Thank you to those who understand why, if I do agree to come out, at some point I flip from being outgoing and chatty to more reserved and quiet, and choose to listen and react with nods and smiles instead of being enthusiastic like everyone else.

For those who don’t quite understand, please know that I don’t hate people. I don’t hate you. I’m not trying to be rude, or avoid spending time with you. A part of me wants to say yes, to go out and grab dinner or a drink, but I just can’t. I am too anxious and worn out, in need of a quiet space to relax with my pajamas and a snack or go for a walk. Activities like those are how I relax.
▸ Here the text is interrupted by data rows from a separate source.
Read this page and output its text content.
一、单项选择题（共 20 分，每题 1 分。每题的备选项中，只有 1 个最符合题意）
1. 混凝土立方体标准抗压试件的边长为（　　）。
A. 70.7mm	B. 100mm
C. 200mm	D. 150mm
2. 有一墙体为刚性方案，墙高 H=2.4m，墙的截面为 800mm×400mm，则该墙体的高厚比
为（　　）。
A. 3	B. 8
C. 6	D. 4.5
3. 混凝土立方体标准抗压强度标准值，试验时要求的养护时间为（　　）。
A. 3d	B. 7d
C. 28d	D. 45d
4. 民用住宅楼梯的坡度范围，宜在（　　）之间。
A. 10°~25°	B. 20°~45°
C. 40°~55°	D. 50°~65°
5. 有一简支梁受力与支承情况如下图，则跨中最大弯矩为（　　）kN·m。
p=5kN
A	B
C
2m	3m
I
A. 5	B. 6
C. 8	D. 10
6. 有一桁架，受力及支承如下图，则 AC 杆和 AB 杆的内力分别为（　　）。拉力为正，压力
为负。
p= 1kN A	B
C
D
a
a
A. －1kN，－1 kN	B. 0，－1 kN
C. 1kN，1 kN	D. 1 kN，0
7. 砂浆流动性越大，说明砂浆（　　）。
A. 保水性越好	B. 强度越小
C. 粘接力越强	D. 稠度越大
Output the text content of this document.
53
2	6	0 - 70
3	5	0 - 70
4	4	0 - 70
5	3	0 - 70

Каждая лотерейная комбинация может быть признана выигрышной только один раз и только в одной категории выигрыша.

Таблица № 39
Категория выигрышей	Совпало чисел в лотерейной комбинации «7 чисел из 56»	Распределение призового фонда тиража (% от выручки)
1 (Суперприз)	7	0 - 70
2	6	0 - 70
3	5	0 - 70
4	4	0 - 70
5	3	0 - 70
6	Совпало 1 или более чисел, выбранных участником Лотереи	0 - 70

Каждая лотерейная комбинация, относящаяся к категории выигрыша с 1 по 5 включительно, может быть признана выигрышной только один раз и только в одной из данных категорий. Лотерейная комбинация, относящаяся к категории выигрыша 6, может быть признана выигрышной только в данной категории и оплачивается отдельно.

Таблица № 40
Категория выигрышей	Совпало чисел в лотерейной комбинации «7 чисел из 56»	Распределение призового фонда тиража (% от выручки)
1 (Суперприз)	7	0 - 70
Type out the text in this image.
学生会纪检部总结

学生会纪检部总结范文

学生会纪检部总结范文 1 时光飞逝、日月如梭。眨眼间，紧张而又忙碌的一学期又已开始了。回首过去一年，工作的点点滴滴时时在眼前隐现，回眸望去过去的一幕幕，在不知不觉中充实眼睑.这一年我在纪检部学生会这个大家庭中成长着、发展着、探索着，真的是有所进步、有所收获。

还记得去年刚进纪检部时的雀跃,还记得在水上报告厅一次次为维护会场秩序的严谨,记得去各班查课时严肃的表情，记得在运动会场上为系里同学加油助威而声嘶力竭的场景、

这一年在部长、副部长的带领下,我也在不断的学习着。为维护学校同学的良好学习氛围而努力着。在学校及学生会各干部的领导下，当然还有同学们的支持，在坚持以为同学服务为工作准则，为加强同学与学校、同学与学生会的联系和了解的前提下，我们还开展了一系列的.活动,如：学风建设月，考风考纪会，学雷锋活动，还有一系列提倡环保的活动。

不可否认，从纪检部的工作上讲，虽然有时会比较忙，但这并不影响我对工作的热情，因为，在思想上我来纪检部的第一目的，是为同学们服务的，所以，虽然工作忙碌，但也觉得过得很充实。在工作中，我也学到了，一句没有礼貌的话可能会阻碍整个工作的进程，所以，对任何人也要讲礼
They’re how I gather my thoughts, reflect on the day I had, and prepare for the next one.

This is who I am. I enjoy being alone, re-watching Lord of the Rings for the thousandth time. I enjoy getting coffee by myself, sitting and people watching while I get lost in my imagination. I am a thinker. I am a wallflower.  I am also outgoing. I enjoy going out to get a drink. I enjoy going to the city and walking down the crowded streets. I enjoy trying new places and discovering new things.

There is a delicate balance I have to keep, and if that involves more alone time than others need to feel like I am ready to face the day, then that’s okay.